While the gains will help ease financial pressures on energy producers, it won’t cure underlying fiscal ills, oil-state officials and economists said. A sustained period of relatively high crude prices also may cut consumer spending and employment, offsetting gains from taxes on energy production.
“We don’t celebrate when gasoline prices are $4 and $5 a gallon,” said Alaska Governor Sean Parnell, a Republican, in an interview last month in Washington.
Oil at more than $100 a barrel for a sustained period will push up fuel costs to the point where consumers will cut back spending and that may erode U.S. gross domestic product, researchers at IHS Global Insight said in a Feb. 24 report.
A 30 percent increase in the price of gasoline to $3.60 a gallon may trigger reduced consumption, Natalie Cohen, a Wells Fargo Securities analyst in New York, said yesterday by e-mail.
“A reduction in vehicle miles driven could have consequences for gas-tax bonds and toll roads and put additional strain on municipal budgets that use the gas tax for road construction and repair,” Cohen said.
A rise in North Sea Brent crude of $15 a barrel for a year may cut U.S. GDP growth by 0.3 percentage point, Lexington, Massachusetts-based IHS said.
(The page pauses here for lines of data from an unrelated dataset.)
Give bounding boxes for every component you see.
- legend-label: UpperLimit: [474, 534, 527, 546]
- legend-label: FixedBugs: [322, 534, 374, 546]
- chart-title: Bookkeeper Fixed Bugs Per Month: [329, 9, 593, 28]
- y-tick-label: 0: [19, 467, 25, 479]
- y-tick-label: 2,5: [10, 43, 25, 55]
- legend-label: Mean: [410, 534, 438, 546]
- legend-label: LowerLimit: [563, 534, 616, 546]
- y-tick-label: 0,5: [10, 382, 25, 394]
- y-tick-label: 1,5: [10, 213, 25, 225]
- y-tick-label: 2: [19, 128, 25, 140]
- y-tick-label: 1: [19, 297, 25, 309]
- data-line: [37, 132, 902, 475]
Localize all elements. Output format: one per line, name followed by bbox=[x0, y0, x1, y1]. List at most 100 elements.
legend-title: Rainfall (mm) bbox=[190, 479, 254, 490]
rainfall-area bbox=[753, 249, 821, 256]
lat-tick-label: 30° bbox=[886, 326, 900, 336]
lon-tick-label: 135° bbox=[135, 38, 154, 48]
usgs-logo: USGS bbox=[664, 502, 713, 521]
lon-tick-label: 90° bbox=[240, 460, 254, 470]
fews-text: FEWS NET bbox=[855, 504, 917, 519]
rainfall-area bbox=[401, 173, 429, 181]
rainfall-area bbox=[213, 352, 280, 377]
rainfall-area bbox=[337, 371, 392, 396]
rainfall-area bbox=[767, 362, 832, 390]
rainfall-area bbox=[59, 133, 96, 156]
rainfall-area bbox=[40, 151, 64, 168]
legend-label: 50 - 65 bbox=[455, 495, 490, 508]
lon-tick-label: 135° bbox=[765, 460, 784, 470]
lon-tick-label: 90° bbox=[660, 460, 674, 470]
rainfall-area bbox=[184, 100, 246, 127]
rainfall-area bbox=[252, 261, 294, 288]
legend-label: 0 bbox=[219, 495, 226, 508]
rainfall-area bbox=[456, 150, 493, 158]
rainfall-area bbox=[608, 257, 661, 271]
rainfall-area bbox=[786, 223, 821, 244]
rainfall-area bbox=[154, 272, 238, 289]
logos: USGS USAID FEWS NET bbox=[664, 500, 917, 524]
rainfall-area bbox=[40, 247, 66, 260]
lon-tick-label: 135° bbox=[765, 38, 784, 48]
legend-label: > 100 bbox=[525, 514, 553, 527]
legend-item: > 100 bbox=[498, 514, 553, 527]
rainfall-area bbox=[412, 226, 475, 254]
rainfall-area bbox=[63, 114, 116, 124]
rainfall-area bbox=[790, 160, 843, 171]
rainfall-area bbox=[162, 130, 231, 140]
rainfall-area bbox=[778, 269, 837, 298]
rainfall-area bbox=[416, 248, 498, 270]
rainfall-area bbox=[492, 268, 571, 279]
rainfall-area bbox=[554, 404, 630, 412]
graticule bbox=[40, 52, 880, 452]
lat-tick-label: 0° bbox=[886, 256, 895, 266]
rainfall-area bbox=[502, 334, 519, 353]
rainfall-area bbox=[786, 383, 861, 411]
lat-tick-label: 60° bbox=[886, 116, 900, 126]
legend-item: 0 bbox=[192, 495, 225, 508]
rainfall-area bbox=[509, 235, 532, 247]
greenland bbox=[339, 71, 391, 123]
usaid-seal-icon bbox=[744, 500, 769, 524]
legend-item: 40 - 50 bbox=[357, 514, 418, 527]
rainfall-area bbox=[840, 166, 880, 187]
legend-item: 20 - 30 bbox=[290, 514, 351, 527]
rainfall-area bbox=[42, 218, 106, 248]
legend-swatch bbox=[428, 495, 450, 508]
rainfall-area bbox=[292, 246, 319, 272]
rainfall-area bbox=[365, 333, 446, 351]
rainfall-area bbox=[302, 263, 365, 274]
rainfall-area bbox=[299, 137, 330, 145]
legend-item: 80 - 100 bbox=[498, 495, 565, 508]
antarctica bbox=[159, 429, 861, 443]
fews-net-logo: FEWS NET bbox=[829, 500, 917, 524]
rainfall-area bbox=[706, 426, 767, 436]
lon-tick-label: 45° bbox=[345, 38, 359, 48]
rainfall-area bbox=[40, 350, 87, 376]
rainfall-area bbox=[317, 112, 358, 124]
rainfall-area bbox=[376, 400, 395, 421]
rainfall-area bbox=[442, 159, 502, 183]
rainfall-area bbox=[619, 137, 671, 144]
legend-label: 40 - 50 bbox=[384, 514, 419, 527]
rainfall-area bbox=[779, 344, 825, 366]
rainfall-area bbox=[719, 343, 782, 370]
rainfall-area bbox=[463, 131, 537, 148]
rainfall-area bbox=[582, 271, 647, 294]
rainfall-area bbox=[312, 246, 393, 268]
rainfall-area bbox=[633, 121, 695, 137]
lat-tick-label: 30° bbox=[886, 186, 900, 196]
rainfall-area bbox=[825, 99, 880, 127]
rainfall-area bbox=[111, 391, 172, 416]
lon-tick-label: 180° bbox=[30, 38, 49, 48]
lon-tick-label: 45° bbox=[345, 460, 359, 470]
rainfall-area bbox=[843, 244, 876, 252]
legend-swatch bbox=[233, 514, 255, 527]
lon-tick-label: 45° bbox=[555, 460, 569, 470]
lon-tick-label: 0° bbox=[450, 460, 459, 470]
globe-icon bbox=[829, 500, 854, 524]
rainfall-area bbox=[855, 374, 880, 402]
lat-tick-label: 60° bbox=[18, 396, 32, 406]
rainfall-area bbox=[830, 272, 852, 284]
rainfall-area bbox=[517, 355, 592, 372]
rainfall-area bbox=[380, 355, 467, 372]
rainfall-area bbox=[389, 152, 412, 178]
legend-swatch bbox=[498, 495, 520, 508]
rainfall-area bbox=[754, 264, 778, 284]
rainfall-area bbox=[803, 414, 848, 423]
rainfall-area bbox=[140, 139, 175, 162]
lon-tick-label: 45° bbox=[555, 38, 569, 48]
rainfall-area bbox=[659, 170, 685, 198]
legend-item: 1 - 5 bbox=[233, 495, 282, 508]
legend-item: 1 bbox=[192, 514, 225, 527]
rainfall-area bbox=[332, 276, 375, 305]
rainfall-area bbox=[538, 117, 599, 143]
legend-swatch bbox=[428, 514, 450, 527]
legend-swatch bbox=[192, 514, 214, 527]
Brent futures closed at $113.06 yesterday in London, after averaging about $84 in 2010.
“With the current prices, we would be looking at a surplus and good cash flows,” said Jerry Burnett, an Alaska Revenue Department deputy commissioner. “It’s definitely good for our budget, but it’s not good for our citizens. We are concerned about people having to pay more at the pump.”